He repeats elsewhere the answer to the objection against the efficacy of small doses in the following words:-"Whereas it is objected that so small a quantity of the matter of a specific, as is able to retain its nature when it arrives at 1 Vol. II., p. 176.

the part it should work on, must have little or no power left to relieve it: this difficulty will not stagger those who know how unsafe it is to measure the power that natural agents may have to work upon such an engine as the human body, by their bulk rather than by their subtilty and activity." The force or curative power of a specific is to be measured by its adaptation to the disease, and the degree of intensified sensitiveness which the organ affected with the disease for which it is a specific, has reached.

Such are some of the arguments he advances in favour of the credibility of specifics; but Boyle was far too much of the inductive philosopher to claim a verdict for his client on merely speculative grounds.

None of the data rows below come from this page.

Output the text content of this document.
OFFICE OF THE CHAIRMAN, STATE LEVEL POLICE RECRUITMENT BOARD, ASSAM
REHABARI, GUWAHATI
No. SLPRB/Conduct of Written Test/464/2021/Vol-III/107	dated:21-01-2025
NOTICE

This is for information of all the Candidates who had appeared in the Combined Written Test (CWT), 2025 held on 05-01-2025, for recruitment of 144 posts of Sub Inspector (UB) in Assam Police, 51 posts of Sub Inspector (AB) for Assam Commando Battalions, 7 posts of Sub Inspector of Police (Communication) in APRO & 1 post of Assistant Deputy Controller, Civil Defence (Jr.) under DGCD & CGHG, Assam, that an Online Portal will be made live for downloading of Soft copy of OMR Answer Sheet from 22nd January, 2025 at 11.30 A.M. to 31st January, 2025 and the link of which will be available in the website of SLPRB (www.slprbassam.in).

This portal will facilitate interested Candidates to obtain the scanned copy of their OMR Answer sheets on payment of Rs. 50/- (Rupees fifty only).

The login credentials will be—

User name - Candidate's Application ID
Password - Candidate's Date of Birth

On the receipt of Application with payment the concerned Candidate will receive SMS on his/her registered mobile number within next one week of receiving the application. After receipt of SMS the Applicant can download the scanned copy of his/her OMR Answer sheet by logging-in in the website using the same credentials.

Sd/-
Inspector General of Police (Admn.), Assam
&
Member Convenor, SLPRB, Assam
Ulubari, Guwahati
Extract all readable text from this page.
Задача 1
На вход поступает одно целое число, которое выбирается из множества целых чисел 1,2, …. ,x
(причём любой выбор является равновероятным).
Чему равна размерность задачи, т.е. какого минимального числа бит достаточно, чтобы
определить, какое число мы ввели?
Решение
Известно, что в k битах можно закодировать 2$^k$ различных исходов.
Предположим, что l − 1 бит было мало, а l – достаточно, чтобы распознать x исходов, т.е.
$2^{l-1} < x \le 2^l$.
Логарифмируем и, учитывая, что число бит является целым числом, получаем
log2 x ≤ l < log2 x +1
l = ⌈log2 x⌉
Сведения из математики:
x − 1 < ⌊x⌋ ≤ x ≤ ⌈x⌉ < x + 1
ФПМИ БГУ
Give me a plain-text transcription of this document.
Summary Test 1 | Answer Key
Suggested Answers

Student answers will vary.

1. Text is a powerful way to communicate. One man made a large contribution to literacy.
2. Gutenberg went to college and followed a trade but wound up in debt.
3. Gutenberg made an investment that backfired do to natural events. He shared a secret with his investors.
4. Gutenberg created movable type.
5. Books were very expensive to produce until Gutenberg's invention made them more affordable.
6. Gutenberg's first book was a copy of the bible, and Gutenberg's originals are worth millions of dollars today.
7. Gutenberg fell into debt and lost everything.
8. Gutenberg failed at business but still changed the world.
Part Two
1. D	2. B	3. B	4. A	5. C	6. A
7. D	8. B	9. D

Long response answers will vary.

He not only gives his reasons for believing that there is nothing in the nature of things to warrant the summary rejection of specifics, but he puts forward what he considers valid proofs for believing in the reality and efficacy of this class of medicinal agents. Among these proofs is, "The concurrent suffrage of many eminent physicians, including Galen; and this testimony from physicians in favour of specifics is of more weight from their unwillingness to admit cures they cannot explain." He then gives various examples of the evidence of medical authorities on this point, and quotes from the travels of Dr. Piso, in South America, who gives some remarkable instances of the action of specifics in arresting the poisons of that region.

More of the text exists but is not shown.